Zirconium and its alloys have good dimensional stability, radiation resistance and corrosion resistance, so they have an important application prospect in aerospace, navigation, nuclear reactor and biomedical fields. However, pure zirconium and widely used zirconium alloys have low tensile strength, so improving the mechanical properties of zirconium and its alloys is the key to its successful application in structural parts. In this paper, the development of zirconium and its alloys in nuclear industry, chemical industry, medical treatment, aviation and navigation are briefly reviewed. In addition, this article also introduces the new Gao Qiangren zirconium alloy design and preparation, can be obtained in space detection, deep-sea exploration and high-speed railway department of zirconium alloys used in the special fields such as the best ingredients, and expounds the new Gao Qiangren zirconium alloy strengthening mechanism and its application in the field of nuclear power, chemical industry and aviation.

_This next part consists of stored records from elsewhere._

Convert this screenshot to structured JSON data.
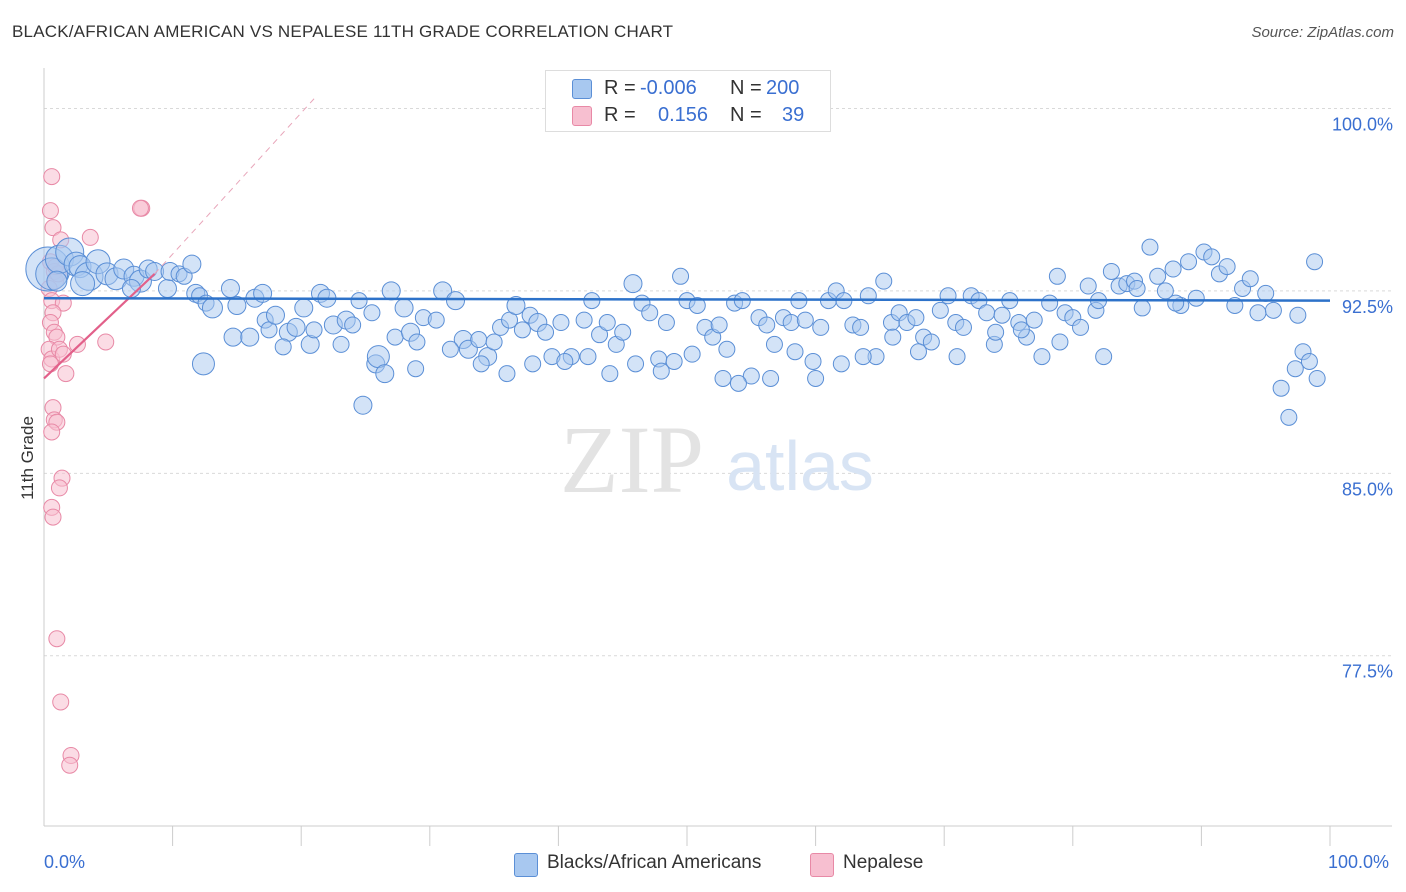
{
  "header": {
    "title": "BLACK/AFRICAN AMERICAN VS NEPALESE 11TH GRADE CORRELATION CHART",
    "source": "Source: ZipAtlas.com"
  },
  "legend_stats": {
    "blacks": {
      "r_label": "R =",
      "r_value": "-0.006",
      "n_label": "N =",
      "n_value": "200"
    },
    "nepalese": {
      "r_label": "R =",
      "r_value": "0.156",
      "n_label": "N =",
      "n_value": "39"
    }
  },
  "bottom_legend": {
    "blacks": "Blacks/African Americans",
    "nepalese": "Nepalese"
  },
  "axis_labels": {
    "y": "11th Grade",
    "x_min": "0.0%",
    "x_max": "100.0%",
    "y_ticks": [
      "100.0%",
      "92.5%",
      "85.0%",
      "77.5%"
    ]
  },
  "watermark": {
    "zip": "ZIP",
    "atlas": "atlas"
  },
  "colors": {
    "blue_fill": "#a8c8f0",
    "blue_stroke": "#5b8fd6",
    "blue_line": "#2d72c9",
    "pink_fill": "#f7bfd0",
    "pink_stroke": "#e889a6",
    "pink_line": "#e2608a",
    "grid": "#d9d9d9",
    "tick_text": "#3a6fd1"
  },
  "chart_data": {
    "type": "scatter",
    "title": "BLACK/AFRICAN AMERICAN VS NEPALESE 11TH GRADE CORRELATION CHART",
    "xlabel": "",
    "ylabel": "11th Grade",
    "xlim": [
      0,
      100
    ],
    "ylim": [
      70.5,
      101.5
    ],
    "y_ticks": [
      77.5,
      85.0,
      92.5,
      100.0
    ],
    "grid": true,
    "series": [
      {
        "name": "Blacks/African Americans",
        "r": -0.006,
        "n": 200,
        "trend": {
          "x": [
            0,
            100
          ],
          "y": [
            92.2,
            92.1
          ]
        },
        "points": [
          [
            0.3,
            93.4,
            22
          ],
          [
            0.6,
            93.2,
            16
          ],
          [
            1.2,
            93.8,
            14
          ],
          [
            2.0,
            94.1,
            14
          ],
          [
            2.5,
            93.6,
            12
          ],
          [
            2.8,
            93.5,
            11
          ],
          [
            3.5,
            93.1,
            14
          ],
          [
            4.2,
            93.7,
            12
          ],
          [
            4.9,
            93.2,
            11
          ],
          [
            5.6,
            93.0,
            11
          ],
          [
            6.2,
            93.4,
            10
          ],
          [
            7.0,
            93.1,
            10
          ],
          [
            7.5,
            92.9,
            11
          ],
          [
            8.1,
            93.4,
            9
          ],
          [
            8.6,
            93.3,
            9
          ],
          [
            9.6,
            92.6,
            9
          ],
          [
            9.8,
            93.3,
            9
          ],
          [
            10.5,
            93.2,
            8
          ],
          [
            10.9,
            93.1,
            8
          ],
          [
            11.5,
            93.6,
            9
          ],
          [
            11.8,
            92.4,
            9
          ],
          [
            12.1,
            92.3,
            8
          ],
          [
            12.6,
            92.0,
            8
          ],
          [
            13.1,
            91.8,
            10
          ],
          [
            14.5,
            92.6,
            9
          ],
          [
            15.0,
            91.9,
            9
          ],
          [
            16.4,
            92.2,
            9
          ],
          [
            17.0,
            92.4,
            9
          ],
          [
            14.7,
            90.6,
            9
          ],
          [
            16.0,
            90.6,
            9
          ],
          [
            17.2,
            91.3,
            8
          ],
          [
            17.5,
            90.9,
            8
          ],
          [
            18.0,
            91.5,
            9
          ],
          [
            19.0,
            90.8,
            9
          ],
          [
            19.6,
            91.0,
            9
          ],
          [
            20.2,
            91.8,
            9
          ],
          [
            20.7,
            90.3,
            9
          ],
          [
            21.5,
            92.4,
            9
          ],
          [
            22.0,
            92.2,
            9
          ],
          [
            22.5,
            91.1,
            9
          ],
          [
            23.5,
            91.3,
            9
          ],
          [
            24.0,
            91.1,
            8
          ],
          [
            24.5,
            92.1,
            8
          ],
          [
            25.5,
            91.6,
            8
          ],
          [
            24.8,
            87.8,
            9
          ],
          [
            25.8,
            89.5,
            9
          ],
          [
            26.0,
            89.8,
            11
          ],
          [
            27.0,
            92.5,
            9
          ],
          [
            27.3,
            90.6,
            8
          ],
          [
            28.0,
            91.8,
            9
          ],
          [
            28.5,
            90.8,
            9
          ],
          [
            29.0,
            90.4,
            8
          ],
          [
            29.5,
            91.4,
            8
          ],
          [
            30.5,
            91.3,
            8
          ],
          [
            31.0,
            92.5,
            9
          ],
          [
            32.0,
            92.1,
            9
          ],
          [
            32.6,
            90.5,
            9
          ],
          [
            33.0,
            90.1,
            9
          ],
          [
            33.8,
            90.5,
            8
          ],
          [
            34.5,
            89.8,
            9
          ],
          [
            35.0,
            90.4,
            8
          ],
          [
            35.5,
            91.0,
            8
          ],
          [
            36.2,
            91.3,
            8
          ],
          [
            36.7,
            91.9,
            9
          ],
          [
            37.2,
            90.9,
            8
          ],
          [
            37.8,
            91.5,
            8
          ],
          [
            38.4,
            91.2,
            9
          ],
          [
            39.0,
            90.8,
            8
          ],
          [
            39.5,
            89.8,
            8
          ],
          [
            40.2,
            91.2,
            8
          ],
          [
            41.0,
            89.8,
            8
          ],
          [
            42.0,
            91.3,
            8
          ],
          [
            42.6,
            92.1,
            8
          ],
          [
            43.2,
            90.7,
            8
          ],
          [
            43.8,
            91.2,
            8
          ],
          [
            44.5,
            90.3,
            8
          ],
          [
            45.0,
            90.8,
            8
          ],
          [
            45.8,
            92.8,
            9
          ],
          [
            46.5,
            92.0,
            8
          ],
          [
            47.1,
            91.6,
            8
          ],
          [
            47.8,
            89.7,
            8
          ],
          [
            48.4,
            91.2,
            8
          ],
          [
            49.0,
            89.6,
            8
          ],
          [
            49.5,
            93.1,
            8
          ],
          [
            50.0,
            92.1,
            8
          ],
          [
            50.8,
            91.9,
            8
          ],
          [
            51.4,
            91.0,
            8
          ],
          [
            52.0,
            90.6,
            8
          ],
          [
            52.5,
            91.1,
            8
          ],
          [
            53.1,
            90.1,
            8
          ],
          [
            53.7,
            92.0,
            8
          ],
          [
            54.3,
            92.1,
            8
          ],
          [
            55.0,
            89.0,
            8
          ],
          [
            55.6,
            91.4,
            8
          ],
          [
            56.2,
            91.1,
            8
          ],
          [
            56.8,
            90.3,
            8
          ],
          [
            57.5,
            91.4,
            8
          ],
          [
            58.1,
            91.2,
            8
          ],
          [
            58.7,
            92.1,
            8
          ],
          [
            59.2,
            91.3,
            8
          ],
          [
            59.8,
            89.6,
            8
          ],
          [
            60.4,
            91.0,
            8
          ],
          [
            61.0,
            92.1,
            8
          ],
          [
            61.6,
            92.5,
            8
          ],
          [
            62.2,
            92.1,
            8
          ],
          [
            62.9,
            91.1,
            8
          ],
          [
            63.5,
            91.0,
            8
          ],
          [
            64.1,
            92.3,
            8
          ],
          [
            64.7,
            89.8,
            8
          ],
          [
            65.3,
            92.9,
            8
          ],
          [
            65.9,
            91.2,
            8
          ],
          [
            66.5,
            91.6,
            8
          ],
          [
            67.1,
            91.2,
            8
          ],
          [
            67.8,
            91.4,
            8
          ],
          [
            68.4,
            90.6,
            8
          ],
          [
            69.0,
            90.4,
            8
          ],
          [
            69.7,
            91.7,
            8
          ],
          [
            70.3,
            92.3,
            8
          ],
          [
            70.9,
            91.2,
            8
          ],
          [
            71.5,
            91.0,
            8
          ],
          [
            72.1,
            92.3,
            8
          ],
          [
            72.7,
            92.1,
            8
          ],
          [
            73.3,
            91.6,
            8
          ],
          [
            73.9,
            90.3,
            8
          ],
          [
            74.5,
            91.5,
            8
          ],
          [
            75.1,
            92.1,
            8
          ],
          [
            75.8,
            91.2,
            8
          ],
          [
            76.4,
            90.6,
            8
          ],
          [
            77.0,
            91.3,
            8
          ],
          [
            77.6,
            89.8,
            8
          ],
          [
            78.2,
            92.0,
            8
          ],
          [
            78.8,
            93.1,
            8
          ],
          [
            79.4,
            91.6,
            8
          ],
          [
            80.0,
            91.4,
            8
          ],
          [
            80.6,
            91.0,
            8
          ],
          [
            81.2,
            92.7,
            8
          ],
          [
            81.8,
            91.7,
            8
          ],
          [
            82.4,
            89.8,
            8
          ],
          [
            83.0,
            93.3,
            8
          ],
          [
            83.6,
            92.7,
            8
          ],
          [
            84.2,
            92.8,
            8
          ],
          [
            84.8,
            92.9,
            8
          ],
          [
            85.4,
            91.8,
            8
          ],
          [
            86.0,
            94.3,
            8
          ],
          [
            86.6,
            93.1,
            8
          ],
          [
            87.2,
            92.5,
            8
          ],
          [
            87.8,
            93.4,
            8
          ],
          [
            88.4,
            91.9,
            8
          ],
          [
            89.0,
            93.7,
            8
          ],
          [
            89.6,
            92.2,
            8
          ],
          [
            90.2,
            94.1,
            8
          ],
          [
            90.8,
            93.9,
            8
          ],
          [
            91.4,
            93.2,
            8
          ],
          [
            92.0,
            93.5,
            8
          ],
          [
            92.6,
            91.9,
            8
          ],
          [
            93.2,
            92.6,
            8
          ],
          [
            93.8,
            93.0,
            8
          ],
          [
            94.4,
            91.6,
            8
          ],
          [
            95.0,
            92.4,
            8
          ],
          [
            95.6,
            91.7,
            8
          ],
          [
            96.2,
            88.5,
            8
          ],
          [
            96.8,
            87.3,
            8
          ],
          [
            97.3,
            89.3,
            8
          ],
          [
            97.9,
            90.0,
            8
          ],
          [
            98.4,
            89.6,
            8
          ],
          [
            99.0,
            88.9,
            8
          ],
          [
            98.8,
            93.7,
            8
          ],
          [
            97.5,
            91.5,
            8
          ],
          [
            1.0,
            92.9,
            10
          ],
          [
            3.0,
            92.8,
            12
          ],
          [
            6.8,
            92.6,
            9
          ],
          [
            12.4,
            89.5,
            11
          ],
          [
            18.6,
            90.2,
            8
          ],
          [
            21.0,
            90.9,
            8
          ],
          [
            23.1,
            90.3,
            8
          ],
          [
            26.5,
            89.1,
            9
          ],
          [
            28.9,
            89.3,
            8
          ],
          [
            31.6,
            90.1,
            8
          ],
          [
            34.0,
            89.5,
            8
          ],
          [
            36.0,
            89.1,
            8
          ],
          [
            38.0,
            89.5,
            8
          ],
          [
            40.5,
            89.6,
            8
          ],
          [
            42.3,
            89.8,
            8
          ],
          [
            44.0,
            89.1,
            8
          ],
          [
            46.0,
            89.5,
            8
          ],
          [
            48.0,
            89.2,
            8
          ],
          [
            50.4,
            89.9,
            8
          ],
          [
            52.8,
            88.9,
            8
          ],
          [
            54.0,
            88.7,
            8
          ],
          [
            56.5,
            88.9,
            8
          ],
          [
            58.4,
            90.0,
            8
          ],
          [
            60.0,
            88.9,
            8
          ],
          [
            62.0,
            89.5,
            8
          ],
          [
            63.7,
            89.8,
            8
          ],
          [
            66.0,
            90.6,
            8
          ],
          [
            68.0,
            90.0,
            8
          ],
          [
            71.0,
            89.8,
            8
          ],
          [
            74.0,
            90.8,
            8
          ],
          [
            76.0,
            90.9,
            8
          ],
          [
            79.0,
            90.4,
            8
          ],
          [
            82.0,
            92.1,
            8
          ],
          [
            85.0,
            92.6,
            8
          ],
          [
            88.0,
            92.0,
            8
          ]
        ]
      },
      {
        "name": "Nepalese",
        "r": 0.156,
        "n": 39,
        "trend": {
          "x": [
            0,
            8.6
          ],
          "y": [
            88.9,
            93.2
          ],
          "dashed_to": [
            21.0,
            100.4
          ]
        },
        "points": [
          [
            0.6,
            97.2
          ],
          [
            0.5,
            95.8
          ],
          [
            0.7,
            95.1
          ],
          [
            1.3,
            94.6
          ],
          [
            3.6,
            94.7
          ],
          [
            7.6,
            95.9
          ],
          [
            7.5,
            95.9
          ],
          [
            0.5,
            93.7
          ],
          [
            0.8,
            93.3
          ],
          [
            0.9,
            92.9
          ],
          [
            1.1,
            93.2
          ],
          [
            0.4,
            92.6
          ],
          [
            0.6,
            92.1
          ],
          [
            1.5,
            92.0
          ],
          [
            0.7,
            91.6
          ],
          [
            0.5,
            91.2
          ],
          [
            0.8,
            90.8
          ],
          [
            1.0,
            90.6
          ],
          [
            2.6,
            90.3
          ],
          [
            4.8,
            90.4
          ],
          [
            0.4,
            90.1
          ],
          [
            0.6,
            89.7
          ],
          [
            1.2,
            90.1
          ],
          [
            1.5,
            89.9
          ],
          [
            0.5,
            89.5
          ],
          [
            1.7,
            89.1
          ],
          [
            0.7,
            87.7
          ],
          [
            0.8,
            87.2
          ],
          [
            1.0,
            87.1
          ],
          [
            0.6,
            86.7
          ],
          [
            1.4,
            84.8
          ],
          [
            1.2,
            84.4
          ],
          [
            0.6,
            83.6
          ],
          [
            0.7,
            83.2
          ],
          [
            1.0,
            78.2
          ],
          [
            1.3,
            75.6
          ],
          [
            2.1,
            73.4
          ],
          [
            2.0,
            73.0
          ],
          [
            0.9,
            93.5
          ]
        ]
      }
    ]
  }
}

Compared with traditional metal elements such as iron, copper and nickel, zirconium has a lower density and a smaller coefficient of thermal expansion. In addition, zirconium also has a low thermal neutron absorption cross-sectional area (only 0.18×10-28 m2) and good corrosion resistance, which makes zirconium and its alloys have a very wide range of application prospects in the nuclear industry, aerospace and other special fields. At present, zirconium and its alloys have been widely used as cladding materials in nuclear reactors. Compared with stainless steel, zirconium and its alloys effectively reflect neutrons back inside the reactor, greatly saving uranium fuel; The zirconium alloy has good corrosion resistance in 300~400 ℃ high temperature and high pressure water vapor, which also enables the reactor to have a long service life. Therefore, the metallic element zirconium is known as the first metal of the atomic age. With the continuous development of China's aerospace, navigation and chemical industry, alloy steel and other traditional materials are increasingly unable to adapt to the special environment such as space and ocean. In recent years, many scientists at home and abroad have turned to aluminum matrix composites and light metal materials such as titanium alloy and zirconium alloy.
Zirconium alloy has been widely used in the nuclear industry because of its very low thermal neutron absorption cross-sectional area and good high temperature and high pressure corrosion resistance. The parts and components produced by zirconium alloy include fuel cladding tube, control rod guide tube, pressure tube, component box and some structural materials. France, America, Germany and Russia have developed a series of zirconium alloys for nuclear use. At present, Zr-2, Zr-4, Zr2.5Nb and newly developed zirconium alloys such as Zirlo, E635, M5 and NDA have been successfully applied in the nuclear industry. These newly developed zirconium alloys have lower radiation creep properties and better iodine stress corrosion resistance. In addition, they are able to meet the higher burn up requirements of the fuel assembly, extending the assembly life to 30 years.